LUXEMBOURG — The European Union’s highest court ruled Tuesday in favor of an Austrian law student who claims a trans-Atlantic data protection agreement doesn’t adequately protect consumers, a verdict that could have far-reaching implications for tech companies doing business in Europe.
Max Schrems launched the case following revelations two years ago by former National Security Agency contractor Edward Snowden about the NSA’s surveillance programs.
Schrems complained to the data protection commissioner in Ireland, where Facebook has its European headquarters, that U.S. law doesn’t offer sufficient protection against surveillance of data transferred by the social media company to servers in the United States.
Irish authorities initially rejected his complaint, pointing to a 2000 decision by the EU’s executive Commission that, under the so-called “safe harbor” agreement, the U.S. ensures adequate data protection.

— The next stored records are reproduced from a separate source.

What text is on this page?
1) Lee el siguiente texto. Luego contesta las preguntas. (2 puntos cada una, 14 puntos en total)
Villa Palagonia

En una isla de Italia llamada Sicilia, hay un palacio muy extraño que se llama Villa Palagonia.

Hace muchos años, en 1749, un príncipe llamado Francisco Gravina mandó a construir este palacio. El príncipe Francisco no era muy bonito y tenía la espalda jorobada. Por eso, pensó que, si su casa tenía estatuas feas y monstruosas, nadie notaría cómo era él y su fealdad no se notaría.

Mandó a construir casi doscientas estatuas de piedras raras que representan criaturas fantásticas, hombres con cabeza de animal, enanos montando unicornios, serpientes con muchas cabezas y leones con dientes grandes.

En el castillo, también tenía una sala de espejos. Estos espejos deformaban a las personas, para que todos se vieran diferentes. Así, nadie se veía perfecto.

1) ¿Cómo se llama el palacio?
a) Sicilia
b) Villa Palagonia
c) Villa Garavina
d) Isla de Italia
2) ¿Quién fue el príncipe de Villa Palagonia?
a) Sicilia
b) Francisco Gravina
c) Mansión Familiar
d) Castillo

The agreement has allowed for the free transfer of information by companies from the EU to U.S. It has been seen as a boost to trade since, absent such a deal, swift and smooth data exchange over the Internet would be much more difficult.
Without “safe harbor,” personal data transfers are forbidden, or only allowed via costlier and more time-consuming means, under EU laws that prohibit data-sharing with countries deemed to have lower privacy standards, of which the United States is one.
On Tuesday, the European Court of Justice ruled the decision by the Commission invalid. It said that the “safe harbor” deal enables interference by U.S. authorities with fundamental rights and contains no reference either to U.S. rules to limit any such interference or to effective legal protection against it.
The court said the effect of the ruling is that the Irish data commissioner will now be required to examine Schrems’ complaint “with all due diligence.”
Once it has concluded its investigation, the authority must “decide whether … transfer of the data of Facebook’s European subscribers to the United States should be suspended on the ground that that country does not afford an adequate level of protection of personal data,” the court said in a summary of its ruling.
Facebook said it couldn’t immediately comment.
Schrems said he hoped the ruling will be a milestone for online privacy.
“This decision is a major blow for U.S. global surveillance that heavily relies on private partners,” Schrems said in a statement. “The judgement makes it clear that U.S. businesses cannot simply aid U.S. espionage efforts in violation of European fundamental rights.”
However, he noted that the ruling doesn’t bar data transfers from the EU to the U.S., but rather allows national data protection authorities to review individual transfers.
“Despite some alarmist comments I don’t think that we will see mayor disruptions in practice,” Schrems said.
But Richard Cumbley, global head of technology, media and telecommunications at law firm Linklaters, disagreed.
“This is extremely bad news for EU-U.S. trade,” he said. “Without ‘safe harbor,’ [businesses] will be scrambling to put replacement measures in place.”